Incident documentation/20200723-wdqs-outage

From Wikitech
Jump to navigation Jump to search

document status: in-review

Summary

Various Wikidata Query Service instances were down (failing readiness probe). Nodes that were down had errors in their blazegraph logs, and the problem would not spontaneously resolve without a restart of blazegraph.

Impact: There was a period of a few minutes where there was a full outage; all WDQS queries failed to complete during this window. There was a more extended period of degraded service where a subset of queries would fail depending on which instance received the request.

Timeline

Various Wikidata Query Service instances went down (failing readiness probe). Nodes that were down had errors in their blazegraph logs, and the problem would not spontaneously resolve without intervention.

Behavior was observed to be consistent with one or more “bad queries” being repeatedly ran; each instance of a query that was too taxing would result in the associated instance going offline. This explains the fact that not all servers failed simultaneously, yet servers tended to go down rapidly one after the other. It also explains why issues were isolated to a given DC: initially, requests for the suspected “offender” would have routed to codfw, but following manual DNS depool, requests would have routed to eqiad, mirroring the timing of instances going offline.

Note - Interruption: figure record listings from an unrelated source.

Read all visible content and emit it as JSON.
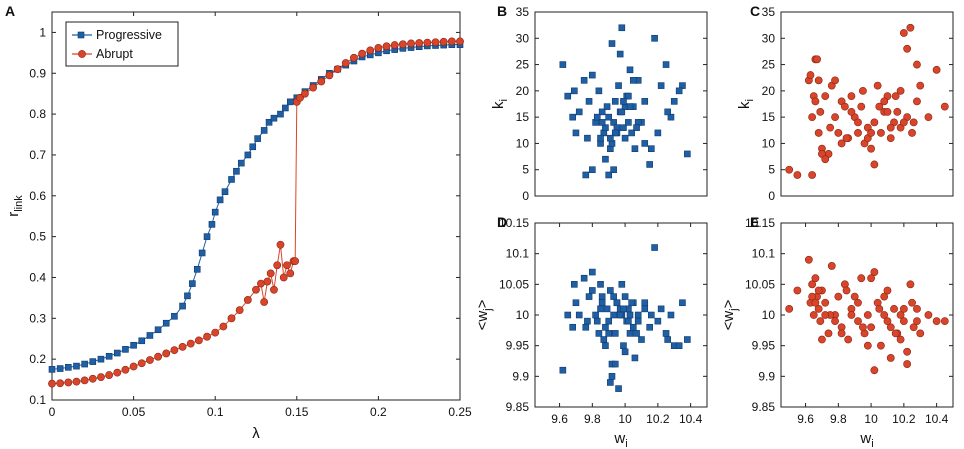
{
  "colors": {
    "progressive": "#1f5fa6",
    "abrupt": "#d9452b",
    "axis": "#222222"
  },
  "chart_data": [
    {
      "id": "A",
      "type": "line",
      "panel_label": "A",
      "xlabel": "λ",
      "ylabel_main": "r",
      "ylabel_sub": "link",
      "xlim": [
        0,
        0.25
      ],
      "ylim": [
        0.1,
        1.05
      ],
      "xticks": [
        0,
        0.05,
        0.1,
        0.15,
        0.2,
        0.25
      ],
      "xtick_labels": [
        "0",
        "0.05",
        "0.1",
        "0.15",
        "0.2",
        "0.25"
      ],
      "yticks": [
        0.1,
        0.2,
        0.3,
        0.4,
        0.5,
        0.6,
        0.7,
        0.8,
        0.9,
        1
      ],
      "ytick_labels": [
        "0.1",
        "0.2",
        "0.3",
        "0.4",
        "0.5",
        "0.6",
        "0.7",
        "0.8",
        "0.9",
        "1"
      ],
      "legend_position": "top-left",
      "series": [
        {
          "name": "Progressive",
          "marker": "square",
          "color_key": "progressive",
          "x": [
            0,
            0.005,
            0.01,
            0.015,
            0.02,
            0.025,
            0.03,
            0.035,
            0.04,
            0.045,
            0.05,
            0.055,
            0.06,
            0.065,
            0.07,
            0.075,
            0.08,
            0.083,
            0.086,
            0.089,
            0.092,
            0.095,
            0.098,
            0.1,
            0.103,
            0.106,
            0.11,
            0.113,
            0.116,
            0.12,
            0.123,
            0.126,
            0.13,
            0.133,
            0.136,
            0.14,
            0.143,
            0.146,
            0.15,
            0.155,
            0.16,
            0.165,
            0.17,
            0.175,
            0.18,
            0.185,
            0.19,
            0.195,
            0.2,
            0.205,
            0.21,
            0.215,
            0.22,
            0.225,
            0.23,
            0.235,
            0.24,
            0.245,
            0.25
          ],
          "y": [
            0.175,
            0.177,
            0.18,
            0.183,
            0.188,
            0.194,
            0.2,
            0.207,
            0.215,
            0.224,
            0.234,
            0.245,
            0.258,
            0.272,
            0.288,
            0.305,
            0.33,
            0.355,
            0.385,
            0.42,
            0.46,
            0.5,
            0.53,
            0.56,
            0.59,
            0.61,
            0.64,
            0.66,
            0.68,
            0.7,
            0.72,
            0.74,
            0.76,
            0.78,
            0.79,
            0.8,
            0.815,
            0.83,
            0.84,
            0.855,
            0.87,
            0.885,
            0.9,
            0.91,
            0.92,
            0.93,
            0.94,
            0.945,
            0.95,
            0.955,
            0.958,
            0.961,
            0.963,
            0.965,
            0.967,
            0.968,
            0.969,
            0.97,
            0.97
          ]
        },
        {
          "name": "Abrupt",
          "marker": "circle",
          "color_key": "abrupt",
          "x": [
            0,
            0.005,
            0.01,
            0.015,
            0.02,
            0.025,
            0.03,
            0.035,
            0.04,
            0.045,
            0.05,
            0.055,
            0.06,
            0.065,
            0.07,
            0.075,
            0.08,
            0.085,
            0.09,
            0.095,
            0.1,
            0.105,
            0.11,
            0.115,
            0.12,
            0.125,
            0.128,
            0.13,
            0.132,
            0.134,
            0.136,
            0.138,
            0.14,
            0.142,
            0.144,
            0.146,
            0.148,
            0.149,
            0.15,
            0.152,
            0.155,
            0.16,
            0.165,
            0.17,
            0.175,
            0.18,
            0.185,
            0.19,
            0.195,
            0.2,
            0.205,
            0.21,
            0.215,
            0.22,
            0.225,
            0.23,
            0.235,
            0.24,
            0.245,
            0.25
          ],
          "y": [
            0.14,
            0.141,
            0.143,
            0.145,
            0.148,
            0.152,
            0.156,
            0.161,
            0.167,
            0.174,
            0.182,
            0.19,
            0.198,
            0.206,
            0.214,
            0.222,
            0.23,
            0.238,
            0.246,
            0.255,
            0.265,
            0.28,
            0.3,
            0.32,
            0.345,
            0.37,
            0.385,
            0.34,
            0.39,
            0.41,
            0.37,
            0.43,
            0.48,
            0.4,
            0.43,
            0.41,
            0.44,
            0.44,
            0.83,
            0.84,
            0.85,
            0.865,
            0.88,
            0.895,
            0.91,
            0.925,
            0.938,
            0.948,
            0.956,
            0.962,
            0.966,
            0.969,
            0.971,
            0.973,
            0.974,
            0.975,
            0.976,
            0.977,
            0.978,
            0.978
          ]
        }
      ]
    },
    {
      "id": "B",
      "type": "scatter",
      "panel_label": "B",
      "marker": "square",
      "color_key": "progressive",
      "xlabel": "",
      "ylabel_main": "k",
      "ylabel_sub": "i",
      "xlim": [
        9.45,
        10.5
      ],
      "ylim": [
        0,
        35
      ],
      "yticks": [
        0,
        5,
        10,
        15,
        20,
        25,
        30,
        35
      ],
      "ytick_labels": [
        "0",
        "5",
        "10",
        "15",
        "20",
        "25",
        "30",
        "35"
      ],
      "x": [
        9.62,
        9.65,
        9.68,
        9.7,
        9.72,
        9.75,
        9.77,
        9.78,
        9.8,
        9.82,
        9.84,
        9.85,
        9.86,
        9.87,
        9.88,
        9.89,
        9.9,
        9.91,
        9.92,
        9.93,
        9.94,
        9.95,
        9.96,
        9.97,
        9.98,
        9.99,
        10.0,
        10.01,
        10.02,
        10.03,
        10.05,
        10.06,
        10.08,
        10.1,
        10.12,
        10.15,
        10.18,
        10.2,
        10.22,
        10.25,
        10.28,
        10.3,
        10.35,
        10.38,
        9.88,
        9.92,
        9.95,
        9.98,
        10.02,
        10.05,
        9.85,
        9.9,
        9.93,
        9.97,
        10.0,
        10.04,
        10.08,
        9.8,
        9.76,
        10.12,
        10.26,
        9.69,
        9.83,
        10.16,
        9.94,
        9.99,
        10.07,
        10.33,
        9.86,
        9.91,
        10.03
      ],
      "y": [
        25,
        19,
        15,
        12,
        16,
        22,
        11,
        18,
        5,
        14,
        20,
        10,
        16,
        12,
        13,
        17,
        4,
        9,
        29,
        14,
        18,
        12,
        21,
        16,
        32,
        13,
        11,
        19,
        14,
        24,
        17,
        9,
        22,
        14,
        18,
        6,
        30,
        12,
        21,
        25,
        15,
        18,
        21,
        8,
        7,
        10,
        13,
        16,
        19,
        22,
        11,
        15,
        5,
        27,
        17,
        12,
        14,
        23,
        4,
        10,
        16,
        20,
        15,
        9,
        12,
        18,
        13,
        20,
        14,
        11,
        17
      ]
    },
    {
      "id": "C",
      "type": "scatter",
      "panel_label": "C",
      "marker": "circle",
      "color_key": "abrupt",
      "xlabel": "",
      "ylabel_main": "k",
      "ylabel_sub": "i",
      "xlim": [
        9.45,
        10.5
      ],
      "ylim": [
        0,
        35
      ],
      "yticks": [
        0,
        5,
        10,
        15,
        20,
        25,
        30,
        35
      ],
      "ytick_labels": [
        "0",
        "5",
        "10",
        "15",
        "20",
        "25",
        "30",
        "35"
      ],
      "x": [
        9.5,
        9.55,
        9.62,
        9.63,
        9.64,
        9.65,
        9.66,
        9.67,
        9.68,
        9.69,
        9.7,
        9.72,
        9.74,
        9.76,
        9.78,
        9.8,
        9.82,
        9.84,
        9.86,
        9.88,
        9.9,
        9.92,
        9.94,
        9.96,
        9.98,
        10.0,
        10.02,
        10.04,
        10.06,
        10.08,
        10.1,
        10.12,
        10.14,
        10.16,
        10.18,
        10.2,
        10.22,
        10.24,
        10.26,
        10.28,
        10.3,
        10.35,
        10.4,
        10.45,
        9.64,
        9.7,
        9.75,
        9.85,
        9.95,
        10.05,
        10.15,
        10.25,
        9.66,
        9.78,
        9.88,
        9.98,
        10.08,
        10.18,
        10.28,
        9.72,
        9.92,
        10.02,
        10.12,
        10.22,
        9.68,
        9.82,
        10.0,
        10.1,
        10.2
      ],
      "y": [
        5,
        4,
        22,
        23,
        4,
        19,
        26,
        26,
        22,
        16,
        9,
        19,
        8,
        21,
        15,
        12,
        18,
        17,
        11,
        19,
        15,
        12,
        17,
        10,
        13,
        9,
        14,
        21,
        12,
        16,
        19,
        11,
        14,
        16,
        13,
        31,
        28,
        32,
        14,
        18,
        21,
        15,
        24,
        17,
        15,
        8,
        13,
        11,
        20,
        17,
        19,
        12,
        18,
        22,
        16,
        11,
        18,
        20,
        25,
        7,
        14,
        6,
        13,
        15,
        12,
        10,
        12,
        16,
        14
      ]
    },
    {
      "id": "D",
      "type": "scatter",
      "panel_label": "D",
      "marker": "square",
      "color_key": "progressive",
      "xlabel_main": "w",
      "xlabel_sub": "i",
      "ylabel_main": "<w",
      "ylabel_sub": "j",
      "ylabel_end": ">",
      "xlim": [
        9.45,
        10.5
      ],
      "ylim": [
        9.85,
        10.15
      ],
      "xticks": [
        9.6,
        9.8,
        10,
        10.2,
        10.4
      ],
      "xtick_labels": [
        "9.6",
        "9.8",
        "10",
        "10.2",
        "10.4"
      ],
      "yticks": [
        9.85,
        9.9,
        9.95,
        10,
        10.05,
        10.1,
        10.15
      ],
      "ytick_labels": [
        "9.85",
        "9.9",
        "9.95",
        "10",
        "10.05",
        "10.1",
        "10.15"
      ],
      "x": [
        9.62,
        9.65,
        9.68,
        9.7,
        9.72,
        9.75,
        9.77,
        9.78,
        9.8,
        9.82,
        9.84,
        9.85,
        9.86,
        9.87,
        9.88,
        9.89,
        9.9,
        9.91,
        9.92,
        9.93,
        9.94,
        9.95,
        9.96,
        9.97,
        9.98,
        9.99,
        10.0,
        10.01,
        10.02,
        10.03,
        10.05,
        10.06,
        10.08,
        10.1,
        10.12,
        10.15,
        10.18,
        10.2,
        10.22,
        10.25,
        10.28,
        10.3,
        10.35,
        10.38,
        9.88,
        9.92,
        9.95,
        9.98,
        10.02,
        10.05,
        9.85,
        9.9,
        9.93,
        9.97,
        10.0,
        10.04,
        10.08,
        9.8,
        9.76,
        10.12,
        10.26,
        9.69,
        9.83,
        10.16,
        9.94,
        9.99,
        10.07,
        10.33,
        9.86,
        9.91,
        10.03
      ],
      "y": [
        9.91,
        10.0,
        9.98,
        10.02,
        10.0,
        10.06,
        9.99,
        10.03,
        10.07,
        10.0,
        9.97,
        10.05,
        10.02,
        9.96,
        9.98,
        10.01,
        9.99,
        10.04,
        9.92,
        10.0,
        9.97,
        10.02,
        9.88,
        10.01,
        10.0,
        9.95,
        10.03,
        9.99,
        10.01,
        9.97,
        10.02,
        9.93,
        10.0,
        9.96,
        10.02,
        9.98,
        10.11,
        9.99,
        10.01,
        9.97,
        10.0,
        9.95,
        10.02,
        9.96,
        9.95,
        9.9,
        10.02,
        10.05,
        9.99,
        9.98,
        10.01,
        9.97,
        10.03,
        10.0,
        9.94,
        10.02,
        9.99,
        10.04,
        9.98,
        10.01,
        9.96,
        10.05,
        9.99,
        10.0,
        9.92,
        10.01,
        9.97,
        9.95,
        10.03,
        9.89,
        10.0
      ]
    },
    {
      "id": "E",
      "type": "scatter",
      "panel_label": "E",
      "marker": "circle",
      "color_key": "abrupt",
      "xlabel_main": "w",
      "xlabel_sub": "i",
      "ylabel_main": "<w",
      "ylabel_sub": "j",
      "ylabel_end": ">",
      "xlim": [
        9.45,
        10.5
      ],
      "ylim": [
        9.85,
        10.15
      ],
      "xticks": [
        9.6,
        9.8,
        10,
        10.2,
        10.4
      ],
      "xtick_labels": [
        "9.6",
        "9.8",
        "10",
        "10.2",
        "10.4"
      ],
      "yticks": [
        9.85,
        9.9,
        9.95,
        10,
        10.05,
        10.1,
        10.15
      ],
      "ytick_labels": [
        "9.85",
        "9.9",
        "9.95",
        "10",
        "10.05",
        "10.1",
        "10.15"
      ],
      "x": [
        9.5,
        9.55,
        9.62,
        9.63,
        9.64,
        9.65,
        9.66,
        9.67,
        9.68,
        9.69,
        9.7,
        9.72,
        9.74,
        9.76,
        9.78,
        9.8,
        9.82,
        9.84,
        9.86,
        9.88,
        9.9,
        9.92,
        9.94,
        9.96,
        9.98,
        10.0,
        10.02,
        10.04,
        10.06,
        10.08,
        10.1,
        10.12,
        10.14,
        10.16,
        10.18,
        10.2,
        10.22,
        10.24,
        10.26,
        10.28,
        10.3,
        10.35,
        10.4,
        10.45,
        9.64,
        9.7,
        9.75,
        9.85,
        9.95,
        10.05,
        10.15,
        10.25,
        9.66,
        9.78,
        9.88,
        9.98,
        10.08,
        10.18,
        10.28,
        9.72,
        9.92,
        10.02,
        10.12,
        10.22,
        9.68,
        9.82,
        10.0,
        10.1,
        10.2
      ],
      "y": [
        10.01,
        10.04,
        10.09,
        10.02,
        10.05,
        10.0,
        10.06,
        10.03,
        10.01,
        9.99,
        10.04,
        10.02,
        9.97,
        10.08,
        10.0,
        10.03,
        9.98,
        10.05,
        9.96,
        10.01,
        10.03,
        9.99,
        10.06,
        9.97,
        10.0,
        9.98,
        10.07,
        10.02,
        9.95,
        10.0,
        10.04,
        9.93,
        10.01,
        9.97,
        10.0,
        9.99,
        9.92,
        10.05,
        9.98,
        10.01,
        9.97,
        10.0,
        9.99,
        9.99,
        10.03,
        9.96,
        10.0,
        10.04,
        9.98,
        10.01,
        9.97,
        10.02,
        10.02,
        9.99,
        10.0,
        9.95,
        10.03,
        9.96,
        9.99,
        10.0,
        10.02,
        9.91,
        9.98,
        9.94,
        10.04,
        9.97,
        10.06,
        9.99,
        10.01
      ]
    }
  ]
}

Outages were successfully combated in the short-term by restarting blazegraph on affected instances. Full resolution was reached by developers and SREs working together to identify problematic queries (particularly those that generated errors in Varnish) and tracing them to the agent submitting them, while blazegraph was restarted as needed to maintain service availability.

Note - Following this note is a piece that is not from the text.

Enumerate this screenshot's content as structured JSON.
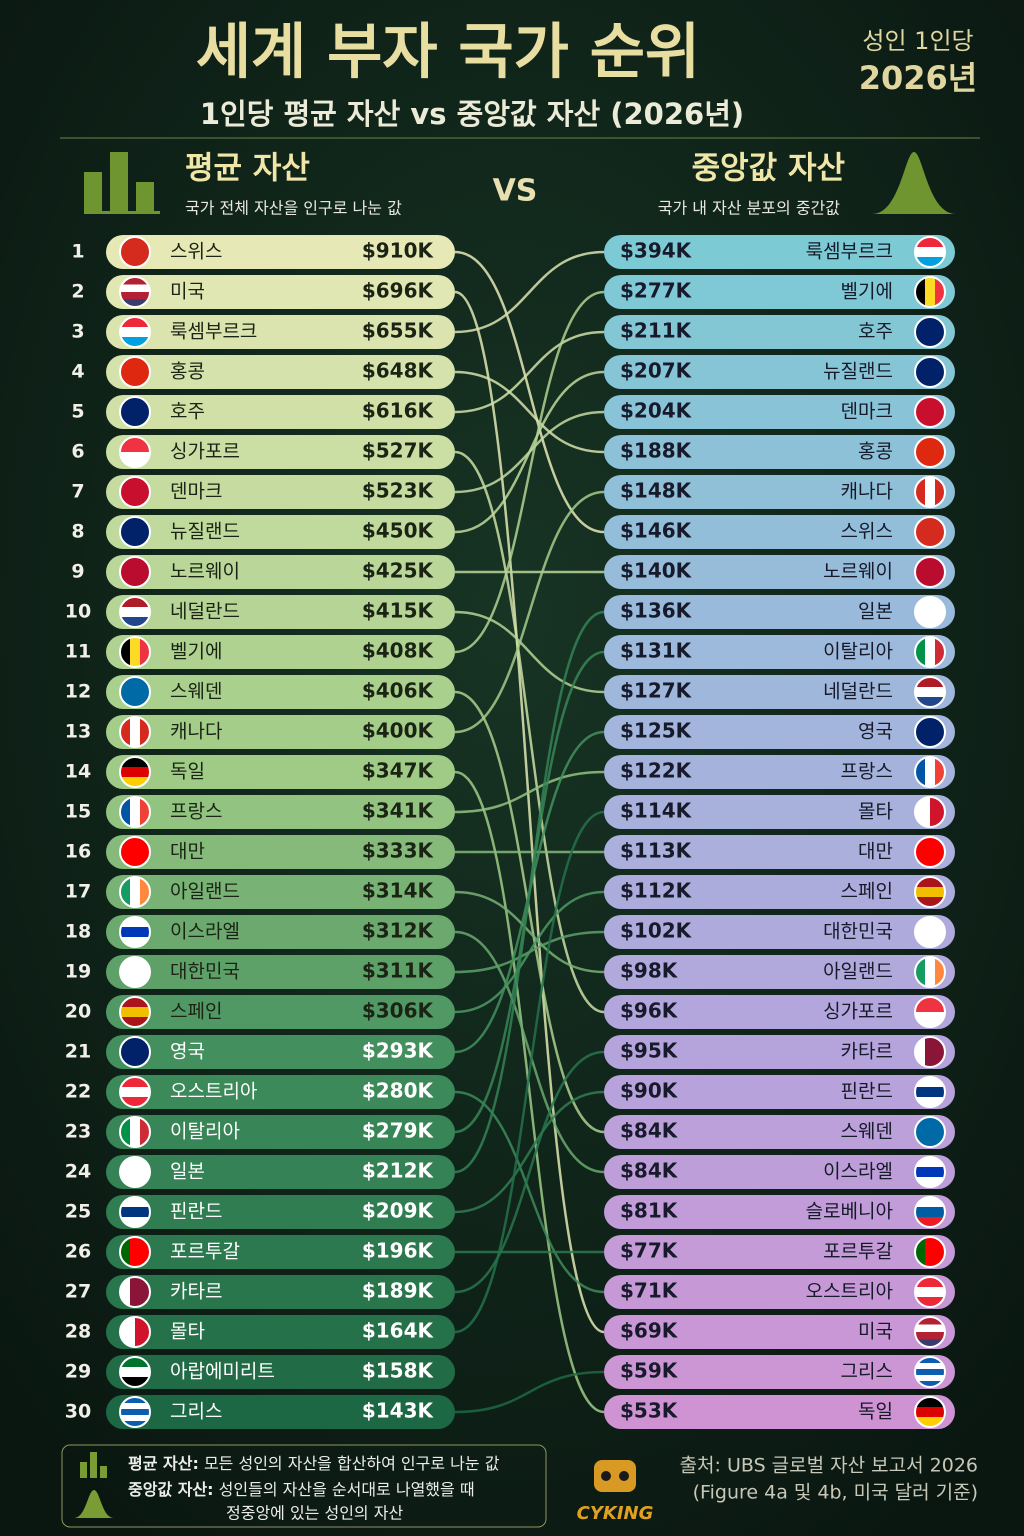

There were a few minutes of full service outage, and a larger period of partial outage (a given query might have failed depending on which (datacenter, node) it was routed to)

---

SAL log messages start on this page and continue through to here

The timings of when a given public-facing WDQS instance was rendered inoperable can be seen in this graph of RDF triple count (no data => node unable to process requests)

All times in UTC.

Note: Full outage occurred approximately between 17:50 and 17:59

  • 17:11 First instance of failed readiness probe occurs on single codfw instance wdqs2001
  • 17:16 Automated de-pool of wdqs2002 fails due to “too many down”
  • 17:24 Critical alert leads to icinga-wm posting in #wikimedia-operations for codfw, by this point all 4 codfw wdqs nodes are unable to respond to requests
  • 17:35 Decision is made to DNS depool codfw to prevent user impact
  • 17:38 Noted that blazegraph is “stuck” on affected nodes
  • 17:48 Manual restart of blazegraph on wdqs2001 after pulling stack trace
  • 17:49 Critical alert leads to icinga-wm posting in #wikimedia-operations for eqiad, all 4 nodes down for wdqs-heavy-queries_8888 and wdqs-ssl_443, 3/4 servers down for wdqs_80
  • 17:50 First confirmation of user impact, simple queries fail to work entirely
  • 17:51 wdqs2001 is operational following the manual restart of blazegraph
  • 17:52 codfw is DNS "repooled" to allow the (now partially healthy) datacenter to accept requests
  • 17:58 Single eqiad instance wdqs1003 has blazegraph restarted to restore service for eqiad, remaining non-restarted eqiad and codfw nodes have their blazegraph restarted to restore full service
  • 17:59 Outage resolved for first wave, queries working

[Following this point, there were a couple more waves of partial outages which were combatted with further blazegraph restarts while others worked to identify problematic queries and trace them to their origin]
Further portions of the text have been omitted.